Blackburn referred to a recent case in Park County in which two Cody residents were arrested last Wednesday and charged with felony aggravated child abuse. The 2-year-old child died on Sunday of the injuries that were sustained. According to an article from the Cody Enterprise, Park County Prosecuting Attorney Jack Hatfield said at the initial hearing on Friday the state is likely to press first-degree murder charges and possibly the death penalty.

Blackburn said it’s closer to home. He noted there are two child abuse cases working through the courts in this county. He said these cases take an emotional toll on the child, parents, law enforcement and social workers.

Signs of child abuse include changes in behavior or changes in school performance. The child may be withdrawn from friends or usual activities. There may be frequent absences from school and reluctance to leave school activities.

For physical abuse, detecting unexplained injuries, such as bruises, fractures, welts, or burns. Also to look for is injuries that don’t match the given explanation.

Sexual abuse signs and symptoms include sexual behavior or knowledge that is inappropriate for the child’s age to suddenly refusing to participate in physical activities.

Emotional abuse includes delayed or inappropriate emotional development, loss of self-confidence or self-esteem, decrease in school performance, seeking affection, or loss of previously acquired developmental skills.

Child neglect signs and symptoms range from lack of clothing and supplies to meet physical needs, poor hygiene, hiding food for later, and lack of appropriate attention for medical, dental or psychological problems or lack of necessary follow-up.

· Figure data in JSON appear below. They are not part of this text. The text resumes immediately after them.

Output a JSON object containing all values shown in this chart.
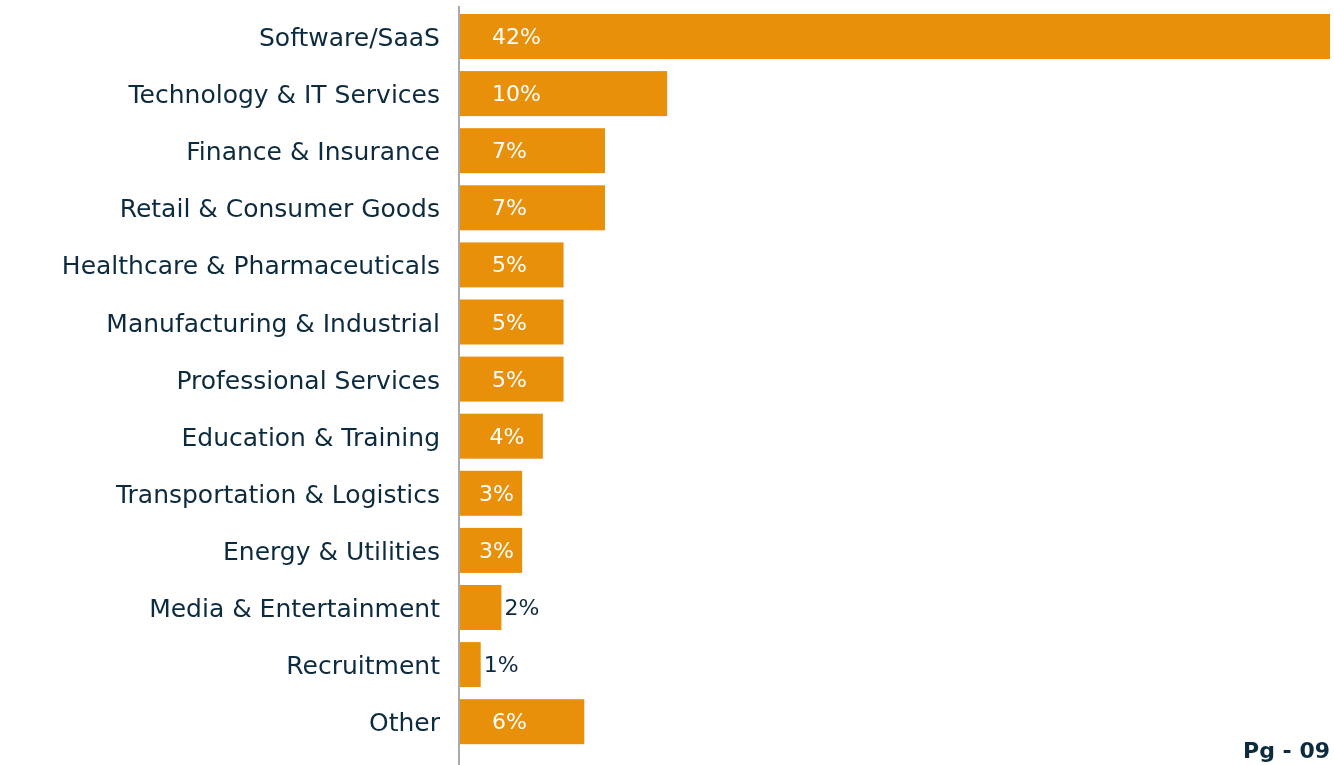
{
  "chart_data": {
    "type": "bar",
    "orientation": "horizontal",
    "categories": [
      "Software/SaaS",
      "Technology & IT Services",
      "Finance & Insurance",
      "Retail & Consumer Goods",
      "Healthcare & Pharmaceuticals",
      "Manufacturing & Industrial",
      "Professional Services",
      "Education & Training",
      "Transportation & Logistics",
      "Energy & Utilities",
      "Media & Entertainment",
      "Recruitment",
      "Other"
    ],
    "values": [
      42,
      10,
      7,
      7,
      5,
      5,
      5,
      4,
      3,
      3,
      2,
      1,
      6
    ],
    "value_labels": [
      "42%",
      "10%",
      "7%",
      "7%",
      "5%",
      "5%",
      "5%",
      "4%",
      "3%",
      "3%",
      "2%",
      "1%",
      "6%"
    ],
    "color": "#e8900a",
    "annotations": [
      "Pg - 09"
    ]
  }
}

A parent’s behavior can also provide red flags for child abuse. Those signs include showing little concern for the child, blaming the child for problems, using harsh physical discipline, severely limiting the child’s contact with others, and offers conflicting or unconvincing explanations for a child’s injuries or no explanation at all.

If someone suspects a child is being abused, Sheriff Blackburn advises to contact law enforcement. He added that it is better to do that instead of not doing so.